Monk graves at New Norcia cemetary, New Norcia, Western Australia

Monk graves at New Norcia Cemetery

Tomb in the middle of the cemetery at New Norcia, Western Australia

All those years ago on art camp I remember cautioning the other kids about tramplingall over the graves. In the meantime, some of the kids from my class were perched on this. We had no idea what it was at the ime, thought it was just a nice sculpture in the middle of the cemetery. As we were poking around the cemetery now I told the kids I hated seeing baby graves. Mother in law pointed out one of the graves of a girl that had apparently become sick and died while boarding at St Gertrude’s, and that it’s suspected she might be the “pale girl” ghost in the Wikipedia article.

We got some nice shots on the way round St Ildephonsus College:

St Ildephonsus College, New Norcia, Western Australia
St Ildephonsus suspected lunch room, New Norcia, Western Australia

No idea what this was, we speculated it might have been an eating area

St Ildephonsus handball courts, New Norcia, Western Australia

Handball courts at the back of the college building

Statue at the front of St Ildephonsus

Statue out the front of St Ildephonsus College with helpful information sign

We walked further down to the church with the Benedictine monastery across the road. The monastery gates were closed but JJ stuck the lens through and got this shot.

Another ghost story is that of a blue nun-looking ghost that apparently flies around the bell tower as it chimes midnight. I walked into the church, remembered having to go in there for mass when I was up for art camp, said as much to the kids and then turned around and walked out, taking a photo of the stained glass above the door from the inside before making my escape. It didn’t turn out too well and neither did the shot JJ tried to take of the painting (called “The Mother of Good Counsel”) inside the church that turned back a bushfire (the story goes that a bushfire was threatening the town so one of the abbotts grabbed the painting from inside the church, ran back out and brandished the painting at the bushfire while praying to be saved, the wind changed direction and blew the fire away from the town and the fire died out soon after).

The church is cross shaped and the organ and the other tomb (there is another tomb inside the church, the church tomb, the cemetery tomb and the statue in the monastery are all in a line) are protected by some eletronic surveillance thing that JJ got as close to as he dared without tripping it up while taking photos of the pipe organ and the other tomb.

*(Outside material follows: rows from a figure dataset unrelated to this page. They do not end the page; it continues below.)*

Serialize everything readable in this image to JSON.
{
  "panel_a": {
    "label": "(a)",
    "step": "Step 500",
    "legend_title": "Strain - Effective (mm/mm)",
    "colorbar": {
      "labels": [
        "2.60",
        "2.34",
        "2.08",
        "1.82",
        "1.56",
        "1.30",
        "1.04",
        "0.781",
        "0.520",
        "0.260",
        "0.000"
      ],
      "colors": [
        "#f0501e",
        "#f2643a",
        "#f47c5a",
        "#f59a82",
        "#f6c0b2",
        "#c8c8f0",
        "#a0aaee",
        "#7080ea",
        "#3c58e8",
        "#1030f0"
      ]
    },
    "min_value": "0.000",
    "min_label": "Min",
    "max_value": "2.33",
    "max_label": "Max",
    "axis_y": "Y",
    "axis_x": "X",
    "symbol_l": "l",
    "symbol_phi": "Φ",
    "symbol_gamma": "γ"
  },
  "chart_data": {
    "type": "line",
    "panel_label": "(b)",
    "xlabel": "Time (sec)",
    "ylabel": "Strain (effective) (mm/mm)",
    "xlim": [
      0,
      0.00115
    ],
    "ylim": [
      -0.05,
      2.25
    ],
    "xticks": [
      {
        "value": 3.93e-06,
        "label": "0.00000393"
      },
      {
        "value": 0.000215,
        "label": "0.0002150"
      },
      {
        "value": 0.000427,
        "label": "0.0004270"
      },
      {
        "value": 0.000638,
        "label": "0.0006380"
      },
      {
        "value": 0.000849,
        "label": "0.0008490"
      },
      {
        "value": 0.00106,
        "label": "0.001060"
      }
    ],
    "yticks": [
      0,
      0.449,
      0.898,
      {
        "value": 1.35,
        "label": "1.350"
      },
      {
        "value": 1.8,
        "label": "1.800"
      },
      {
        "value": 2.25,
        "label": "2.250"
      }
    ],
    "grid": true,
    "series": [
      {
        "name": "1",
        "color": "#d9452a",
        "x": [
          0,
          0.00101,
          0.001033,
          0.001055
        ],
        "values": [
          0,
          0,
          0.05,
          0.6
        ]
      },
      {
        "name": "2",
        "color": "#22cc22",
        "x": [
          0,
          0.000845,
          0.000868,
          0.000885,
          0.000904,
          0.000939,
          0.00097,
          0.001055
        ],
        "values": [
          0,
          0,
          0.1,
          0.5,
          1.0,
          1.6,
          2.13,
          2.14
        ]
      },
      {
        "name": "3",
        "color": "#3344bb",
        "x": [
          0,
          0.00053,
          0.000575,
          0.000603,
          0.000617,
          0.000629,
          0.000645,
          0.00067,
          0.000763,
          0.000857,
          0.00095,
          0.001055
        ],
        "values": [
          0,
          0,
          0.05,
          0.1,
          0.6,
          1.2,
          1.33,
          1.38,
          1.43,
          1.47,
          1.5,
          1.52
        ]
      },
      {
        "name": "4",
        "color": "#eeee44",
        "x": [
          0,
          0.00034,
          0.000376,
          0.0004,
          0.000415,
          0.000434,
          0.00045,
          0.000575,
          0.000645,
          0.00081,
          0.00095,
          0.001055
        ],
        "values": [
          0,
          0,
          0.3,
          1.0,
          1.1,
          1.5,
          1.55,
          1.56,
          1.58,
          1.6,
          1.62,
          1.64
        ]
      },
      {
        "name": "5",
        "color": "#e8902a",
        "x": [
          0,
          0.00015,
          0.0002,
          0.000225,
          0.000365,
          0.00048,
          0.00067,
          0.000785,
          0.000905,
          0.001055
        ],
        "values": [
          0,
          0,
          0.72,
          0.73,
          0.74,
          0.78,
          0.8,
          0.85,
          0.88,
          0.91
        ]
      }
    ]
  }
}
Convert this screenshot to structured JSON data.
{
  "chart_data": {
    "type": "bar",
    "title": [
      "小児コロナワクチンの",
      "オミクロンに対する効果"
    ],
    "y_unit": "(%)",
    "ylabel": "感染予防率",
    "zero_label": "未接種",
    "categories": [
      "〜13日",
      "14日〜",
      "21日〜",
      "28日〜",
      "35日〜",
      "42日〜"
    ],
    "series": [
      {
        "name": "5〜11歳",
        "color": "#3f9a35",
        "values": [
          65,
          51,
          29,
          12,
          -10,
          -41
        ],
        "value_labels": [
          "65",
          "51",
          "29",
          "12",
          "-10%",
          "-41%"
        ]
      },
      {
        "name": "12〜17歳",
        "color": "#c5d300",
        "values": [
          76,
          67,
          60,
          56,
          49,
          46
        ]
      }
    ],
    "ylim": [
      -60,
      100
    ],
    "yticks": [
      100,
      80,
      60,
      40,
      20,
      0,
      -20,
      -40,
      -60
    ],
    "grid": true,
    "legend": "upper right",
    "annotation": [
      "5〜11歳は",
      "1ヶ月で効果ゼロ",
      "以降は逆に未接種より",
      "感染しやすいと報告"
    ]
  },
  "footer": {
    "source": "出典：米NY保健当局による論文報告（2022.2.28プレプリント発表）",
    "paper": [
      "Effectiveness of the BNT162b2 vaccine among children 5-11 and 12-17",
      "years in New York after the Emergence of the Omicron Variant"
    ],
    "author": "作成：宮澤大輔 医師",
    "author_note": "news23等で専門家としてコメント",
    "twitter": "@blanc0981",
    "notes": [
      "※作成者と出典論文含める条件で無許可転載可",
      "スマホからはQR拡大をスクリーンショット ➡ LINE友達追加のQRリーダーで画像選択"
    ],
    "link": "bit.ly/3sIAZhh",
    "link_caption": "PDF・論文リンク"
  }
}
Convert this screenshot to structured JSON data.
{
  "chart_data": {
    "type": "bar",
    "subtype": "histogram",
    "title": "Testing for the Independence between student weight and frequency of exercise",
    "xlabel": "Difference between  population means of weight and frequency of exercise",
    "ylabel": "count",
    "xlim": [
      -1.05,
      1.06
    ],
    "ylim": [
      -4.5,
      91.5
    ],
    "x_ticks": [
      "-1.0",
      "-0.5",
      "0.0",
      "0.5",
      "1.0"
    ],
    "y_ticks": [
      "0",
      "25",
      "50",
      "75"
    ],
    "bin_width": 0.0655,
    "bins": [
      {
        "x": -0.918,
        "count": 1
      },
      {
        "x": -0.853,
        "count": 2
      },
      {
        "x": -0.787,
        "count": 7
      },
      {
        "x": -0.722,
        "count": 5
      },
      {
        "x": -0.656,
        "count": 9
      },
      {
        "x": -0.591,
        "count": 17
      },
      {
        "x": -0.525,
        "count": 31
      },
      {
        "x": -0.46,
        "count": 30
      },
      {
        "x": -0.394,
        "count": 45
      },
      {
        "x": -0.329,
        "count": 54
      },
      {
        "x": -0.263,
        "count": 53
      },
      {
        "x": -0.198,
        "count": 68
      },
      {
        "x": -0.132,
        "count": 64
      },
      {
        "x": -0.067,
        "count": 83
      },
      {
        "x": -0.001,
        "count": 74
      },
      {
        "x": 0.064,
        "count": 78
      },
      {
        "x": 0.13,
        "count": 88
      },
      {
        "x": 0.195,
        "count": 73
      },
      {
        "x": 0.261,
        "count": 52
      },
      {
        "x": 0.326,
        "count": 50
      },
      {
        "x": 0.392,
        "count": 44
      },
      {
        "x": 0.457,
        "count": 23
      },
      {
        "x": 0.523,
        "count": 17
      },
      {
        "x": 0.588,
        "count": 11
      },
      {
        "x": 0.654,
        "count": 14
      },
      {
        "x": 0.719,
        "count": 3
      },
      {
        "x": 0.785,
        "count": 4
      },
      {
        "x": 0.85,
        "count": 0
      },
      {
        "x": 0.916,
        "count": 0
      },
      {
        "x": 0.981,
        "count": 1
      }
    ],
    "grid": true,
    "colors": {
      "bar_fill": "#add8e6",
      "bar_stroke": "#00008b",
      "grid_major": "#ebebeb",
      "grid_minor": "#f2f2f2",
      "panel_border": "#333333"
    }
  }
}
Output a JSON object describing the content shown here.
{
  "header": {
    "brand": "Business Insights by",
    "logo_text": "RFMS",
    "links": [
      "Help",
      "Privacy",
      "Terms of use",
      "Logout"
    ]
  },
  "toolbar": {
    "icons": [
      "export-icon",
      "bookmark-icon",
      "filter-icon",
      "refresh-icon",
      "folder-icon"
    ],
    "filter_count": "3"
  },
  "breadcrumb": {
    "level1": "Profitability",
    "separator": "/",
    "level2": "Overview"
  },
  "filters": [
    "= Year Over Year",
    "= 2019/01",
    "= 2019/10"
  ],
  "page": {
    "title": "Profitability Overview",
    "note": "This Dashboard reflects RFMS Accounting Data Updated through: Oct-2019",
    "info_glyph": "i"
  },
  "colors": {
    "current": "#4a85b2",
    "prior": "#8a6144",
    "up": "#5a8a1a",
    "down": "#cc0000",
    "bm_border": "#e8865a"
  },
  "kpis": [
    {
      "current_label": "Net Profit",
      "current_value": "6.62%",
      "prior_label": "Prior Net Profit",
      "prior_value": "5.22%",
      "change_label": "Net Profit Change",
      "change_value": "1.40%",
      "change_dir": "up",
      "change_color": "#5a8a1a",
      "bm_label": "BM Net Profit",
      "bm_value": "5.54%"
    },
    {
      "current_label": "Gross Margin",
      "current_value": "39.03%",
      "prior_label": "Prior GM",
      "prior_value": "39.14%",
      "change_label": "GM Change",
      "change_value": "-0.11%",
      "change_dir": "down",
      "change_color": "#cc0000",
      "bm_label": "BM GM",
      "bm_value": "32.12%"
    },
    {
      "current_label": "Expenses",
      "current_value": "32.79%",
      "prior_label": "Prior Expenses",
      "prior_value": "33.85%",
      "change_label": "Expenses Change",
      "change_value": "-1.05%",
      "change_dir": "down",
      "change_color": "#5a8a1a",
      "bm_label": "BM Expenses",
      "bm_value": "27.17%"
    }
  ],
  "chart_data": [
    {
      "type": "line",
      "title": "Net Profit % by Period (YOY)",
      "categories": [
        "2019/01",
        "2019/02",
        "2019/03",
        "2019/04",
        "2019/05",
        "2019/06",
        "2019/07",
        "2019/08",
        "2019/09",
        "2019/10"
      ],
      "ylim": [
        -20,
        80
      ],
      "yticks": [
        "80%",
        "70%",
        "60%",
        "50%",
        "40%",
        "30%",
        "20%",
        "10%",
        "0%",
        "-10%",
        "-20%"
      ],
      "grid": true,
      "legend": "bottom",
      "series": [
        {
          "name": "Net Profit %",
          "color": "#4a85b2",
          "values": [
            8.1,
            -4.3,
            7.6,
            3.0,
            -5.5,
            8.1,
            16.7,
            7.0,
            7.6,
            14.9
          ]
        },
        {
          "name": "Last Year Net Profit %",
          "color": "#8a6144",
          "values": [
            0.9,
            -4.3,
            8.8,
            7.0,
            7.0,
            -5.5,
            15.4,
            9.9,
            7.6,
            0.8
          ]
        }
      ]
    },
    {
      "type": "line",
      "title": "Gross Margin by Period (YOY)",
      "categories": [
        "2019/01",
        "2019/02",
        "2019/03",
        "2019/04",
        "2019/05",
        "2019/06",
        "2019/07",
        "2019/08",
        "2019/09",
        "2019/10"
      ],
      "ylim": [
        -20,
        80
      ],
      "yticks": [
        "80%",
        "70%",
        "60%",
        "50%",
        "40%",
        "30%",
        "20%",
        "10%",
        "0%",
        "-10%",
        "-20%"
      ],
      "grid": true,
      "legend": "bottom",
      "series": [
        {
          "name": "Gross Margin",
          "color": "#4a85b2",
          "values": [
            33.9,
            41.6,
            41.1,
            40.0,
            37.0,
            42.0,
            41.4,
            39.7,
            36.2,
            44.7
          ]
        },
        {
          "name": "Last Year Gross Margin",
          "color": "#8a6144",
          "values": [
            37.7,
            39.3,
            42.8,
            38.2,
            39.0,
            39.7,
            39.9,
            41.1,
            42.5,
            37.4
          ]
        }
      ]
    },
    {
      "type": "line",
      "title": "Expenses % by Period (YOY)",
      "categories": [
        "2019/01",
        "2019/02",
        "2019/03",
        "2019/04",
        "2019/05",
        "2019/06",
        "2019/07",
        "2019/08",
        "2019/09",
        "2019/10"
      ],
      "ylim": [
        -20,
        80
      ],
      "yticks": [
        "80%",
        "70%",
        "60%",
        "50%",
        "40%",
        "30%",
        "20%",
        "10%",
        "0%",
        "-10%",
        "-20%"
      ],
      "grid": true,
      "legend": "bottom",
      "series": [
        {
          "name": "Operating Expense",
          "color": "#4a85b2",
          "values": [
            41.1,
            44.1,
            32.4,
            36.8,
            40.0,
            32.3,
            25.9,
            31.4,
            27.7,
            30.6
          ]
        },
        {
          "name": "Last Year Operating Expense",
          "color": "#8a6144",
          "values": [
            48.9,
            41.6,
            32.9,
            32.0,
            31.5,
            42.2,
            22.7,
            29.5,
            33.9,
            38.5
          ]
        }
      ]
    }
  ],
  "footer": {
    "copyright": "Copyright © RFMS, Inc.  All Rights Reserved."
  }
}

We investigated some cottage sites as we headed back towards the car, and 9yo started on his usual sad about how it wasn’t fair that some people got better things than other people just because they were full of poorly justified self-importance. The kids played with their tablets for a little while before falling asleep on the way home. When we got home they wanted to use their quills. I told them the quills were a top shelf item (meaning they went on the top shelf in the art cupboard where the things can’t be used without adult supervision), and showed them how to use the quill, ink and blotters.

Writing with fancy quills bought by Nanna from New Norcia

Unfortunately knowing how to use them is my limit and I told the to learn how to do calligraphy or otherwise write properly with them they’d have to ask Quadrapop (who is currently holidaying in Portugal with Draculaura the Monster High doll, we’ve been following their blog and Instagram though not Instagram so much as I have to use a different browser for it). Their scratchings went into their files. 9yo had grumbled about having to get up early to leave that morning but told me he had found the experience interesting and was glad we’d gone.

I’m considering doing a Hubscursion out that way next year, and am vaguely curious how often the guides have to deal with Stolen Generation type questions as curly things like that may crop up if we do.